7) What is the first thing you think of after the concert is finished?

 

Each performance has a slightly different mode of execution, as we never feel completely the same. If you invest your entire being and charge your music- making with genuine emotion, bare of detached routine, you may experience a wide variety of mind frames afterwards, but you'll never feel indifferent. That's why each concert is an unrepeatable event, and I often stand in an empty hall after leaving wardrobe, listening to the silence of the space which has been filled with sound and electrifying energy of musicians and audience just minutes before, feeling a kind of post- orgasmic bliss and sometimes emptiness and capturing the moment. 

 

8) Do conductors have any professional dreams?
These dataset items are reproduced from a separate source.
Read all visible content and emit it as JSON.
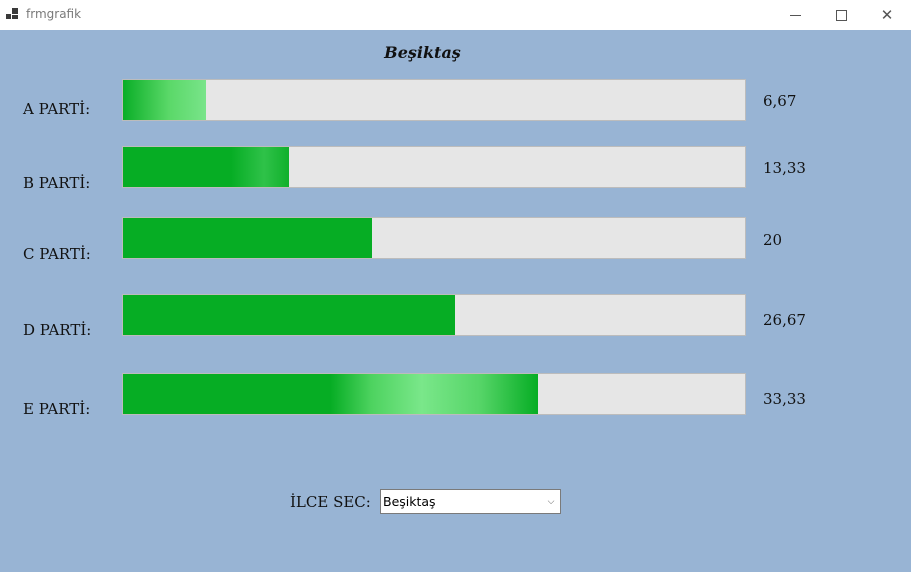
{
  "window": {
    "title": "frmgrafik",
    "close_glyph": "✕"
  },
  "header": {
    "title": "Beşiktaş"
  },
  "parties": [
    {
      "label": "A PARTİ:",
      "value": "6,67",
      "percent": 6.67
    },
    {
      "label": "B PARTİ:",
      "value": "13,33",
      "percent": 13.33
    },
    {
      "label": "C PARTİ:",
      "value": "20",
      "percent": 20
    },
    {
      "label": "D PARTİ:",
      "value": "26,67",
      "percent": 26.67
    },
    {
      "label": "E PARTİ:",
      "value": "33,33",
      "percent": 33.33
    }
  ],
  "district": {
    "label": "İLCE SEC:",
    "selected": "Beşiktaş",
    "arrow_glyph": "⌵"
  },
  "colors": {
    "background": "#98b4d4",
    "bar_track": "#e6e6e6",
    "bar_fill": "#06ad24"
  },
  "bar_max": 50
}
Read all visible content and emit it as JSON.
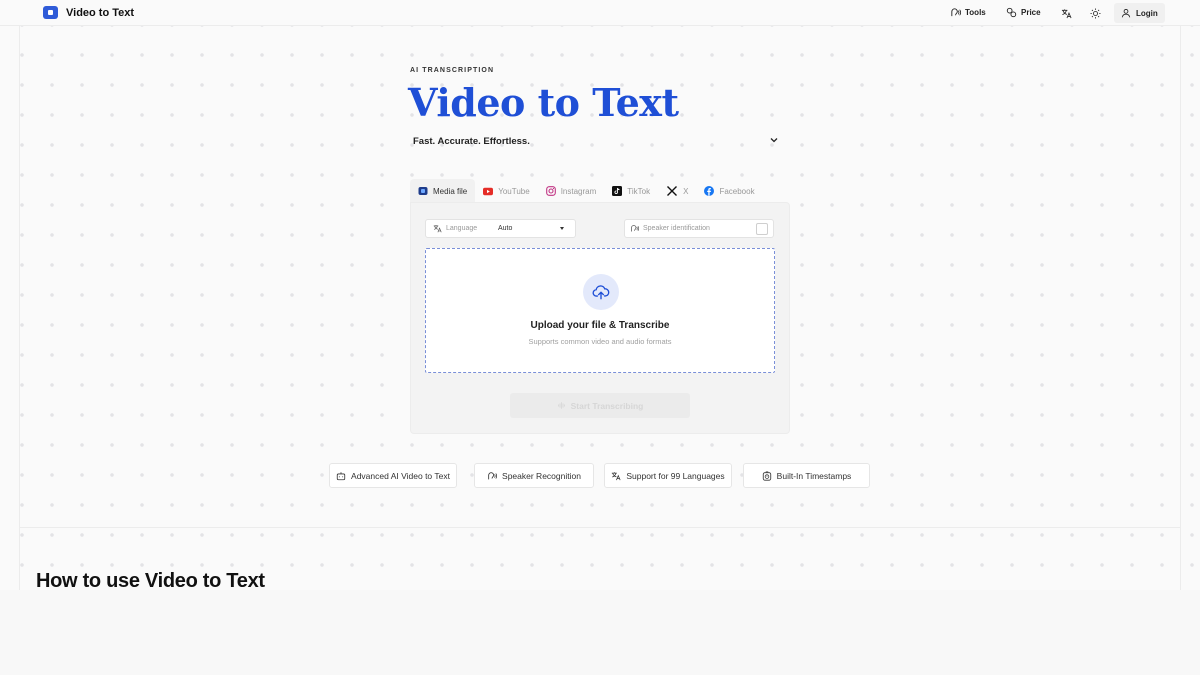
{
  "header": {
    "brand_name": "Video to Text",
    "nav": {
      "tools": "Tools",
      "price": "Price",
      "login": "Login"
    },
    "icons": {
      "translate": "translate-icon",
      "theme": "sun-icon",
      "user": "user-icon"
    }
  },
  "hero": {
    "eyebrow": "AI TRANSCRIPTION",
    "title": "Video to Text",
    "tagline": "Fast. Accurate. Effortless."
  },
  "tabs": [
    {
      "label": "Media file",
      "icon": "media-file-icon"
    },
    {
      "label": "YouTube",
      "icon": "youtube-icon"
    },
    {
      "label": "Instagram",
      "icon": "instagram-icon"
    },
    {
      "label": "TikTok",
      "icon": "tiktok-icon"
    },
    {
      "label": "X",
      "icon": "x-icon"
    },
    {
      "label": "Facebook",
      "icon": "facebook-icon"
    }
  ],
  "options": {
    "language_label": "Language",
    "language_value": "Auto",
    "speaker_label": "Speaker identification"
  },
  "upload": {
    "title": "Upload your file & Transcribe",
    "subtitle": "Supports common video and audio formats"
  },
  "start_button": "Start Transcribing",
  "features": [
    {
      "label": "Advanced AI Video to Text",
      "icon": "bot-icon"
    },
    {
      "label": "Speaker Recognition",
      "icon": "speaker-icon"
    },
    {
      "label": "Support for 99 Languages",
      "icon": "translate-icon"
    },
    {
      "label": "Built-In Timestamps",
      "icon": "timer-icon"
    }
  ],
  "section": {
    "title": "How to use Video to Text"
  },
  "colors": {
    "accent": "#1f4fd6",
    "dropzone_border": "#7a8fd8",
    "youtube": "#e52d27",
    "facebook": "#1877f2"
  }
}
For example, any young ballerina dreams of being Odette in Swan Lake...

 

“Conductor's dreams” could be as many as there are conductors, but the most discernible patterns are egoistic/ empirical (Me telling You what to do), repertoire/ love of music- bound (I conduct because I love Mahler, Wagner etc), monetary/ business and fame- inspired (music is a secondary matter, but the business aspects are highly developed), instrument of self- expression/ realization (I can express myself the best through conducting), and so on. It is often a combination of different motivation- patterns. Sometimes love of music leads to power, wealth and world- fame, but business- oriented conducting cannot lead to a genuine passion for music. Any kind of non- musical motivation will have a disastrous effect on the quality of expression, and will oppose the real essence of art. 

 

9) At the end of May, you will present Arthur Honegger’s famous piece Pacific 231 at the Wannieck Gallery. Could tell our readers and the audience something more about it?

 

The program under the title “Made of brass, iron and steel” was shaped up in my mind the first time I visited cold,iron and concrete interior of Wannieck Gallery. It was my intention to form a project which would suit and mirror this bare, industrial environment of a former factory, and a piece of music which instantly came to my thoughts was Prokofiev's Symphony No. 2, which carries the subtitle “Made of iron and steel”. This masterwork was written in 1924 after Prokofiev settled in Paris, and it offered him a possibility to take a new stylistic direction following certain trend of composition introduced by his friends and contemporaries Honegger and Milhaud. Honegger's “Pacific 231”, a portrait of a heavy- weight locomotive written in 1923, and Milhaud's “Machines agricoles”, a portrait of a set of, at those times, new and modern agricultural machines, written in 1919, initiated shaping- up of a “mechanical style”, music which portrays a cold world of machines. This style continued to exist and expand in Prokofiev's ballet “The Iron Step” of 1925, and, extending beyond Paris, in Mossolov's “Iron Foundry” of 1926.

What fascinates me about Prokofiev's 2. Symphony is it's construction, it's sonorous violence and deliberate aggression, it's explosiveness and complexity, contrasted by passages of cold beauty . Second movement , Theme and Variations, is one of the most exceptional works in literature, offering ingenious variation- technique, amazing orchestration, icy lyricism; it's heart, and indeed the heart of the whole work, is fourth Variation: it's gentle movement seeps like an acid through the texture of our consciousness, silently biting away the layers between dream and hallucination... I always felt that “Pacific 231” (and “Machines Agricola”) are completely non- judgmental, descriptive works which sonically capture their respective subjects, whereas Prokofiev's 2. introduces a human element, juxtaposed to the merciless, unstoppable pounding of heartless industrialism, even endangered by it, as the feeble ending of the piece seems to suggest, having survived the crushing of the final climax.